Madam Speaker, I will do my best not to go over eight and a half minutes.
Allow me to backtrack a little, because my speech was interrupted for oral questions, and say it is my pleasure to rise in this House today to speak on Bill C-43, to establish the Canada customs and revenue agency.
I was telling the House that I oppose this bill, mainly on account of the actions and behaviour of this government. We have no intention of taking any chances by passing a bill whose sole purpose is to centralize the collection of taxes across the country, to downsize Revenue Canada and, above all, to establish an agency that will clash with the Quebec Ministry of Revenue.
This agency, which, in my opinion, is a real governmental tax collection monster, will have powers vested in it that will give it access to all sorts of information on our private lives. What will this agency do with this huge amount of personal information concentrated in its hands? I would rather not think about it.
The agency is a relative of Big Brother, the computer that could run and rule the world.
At any rate, this new bill is doomed to fail. The rationale for establishing the Canada customs and revenue agency is to have a single agency in charge of collecting all the money and to convince the provinces to get on board.
The minister had not even signed a single agreement when he introduced Bill C-43. That shows how ridiculous this whole idea is. Quebec and Ontario categorically refused to consider using the agency. The initial support from several western provinces has all but died down in the past few weeks, and even Prince Edward Island has expressed concerns about the establishment of this new agency. Who are the ones who will pay the way for this agency? The users, but at what cost?
Initially, the federal agency will attempt to demonstrate the savings its establishment will bring about, but before long it will be raising the charges to satisfy the greediness of the Liberals.

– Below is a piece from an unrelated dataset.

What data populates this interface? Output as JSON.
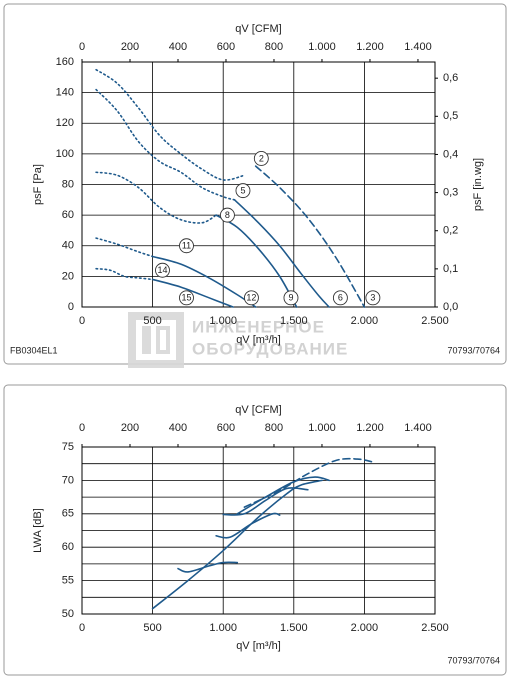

As far as the millennium bug is concerned, will all the changes which are being announced at this time and which Revenue Canada employees will have to face make it any easier for them to prepare for this transition in informatics, which is already demanding much energy? What stage has Revenue Canada reached in its preparations for the year 2000? No one knows.
I would now like to focus the House's attention on some of the clauses of Bill C-43, clauses 6 and 8 to be specific.
The agency is placed under the responsibility of the Minister of National Revenue, yet clause 8 stipulates:
8.(1) The Minister may authorize the Commissioner or any other person employed or engaged by the Agency—to exercise or perform on the Minister's behalf any power, duty or function of the Minister under any act of Parliament—
In other words, the agency could fall into the hands of a super-bureaucrat, possibly a good Liberal, who is neither elected nor accountable.
Now I would like to summarize the reasons why I am proposing that Bill C-43 be withdrawn: the centralizing obsession of the Liberal government; the danger this agency represents for the Quebec Department of Revenue; the anti-union attitude of the government in this bill as it affects Revenue employees; the intrusion on the privacy of our fellow citizens.
I need not remind the House of the performance of the Canadian Food Inspection Agency in its current handling of the scrapie crisis with Quebec sheep, where there is such an administrative muddle that the minister and the agency cannot even figure out where they are at. Do you think we are going to give this government another chance to create an agency? No.
I am saying no to the Liberals' plans, I am saying no to this bill and I am calling for its immediate withdrawal, in accordance with the amendment moved this morning.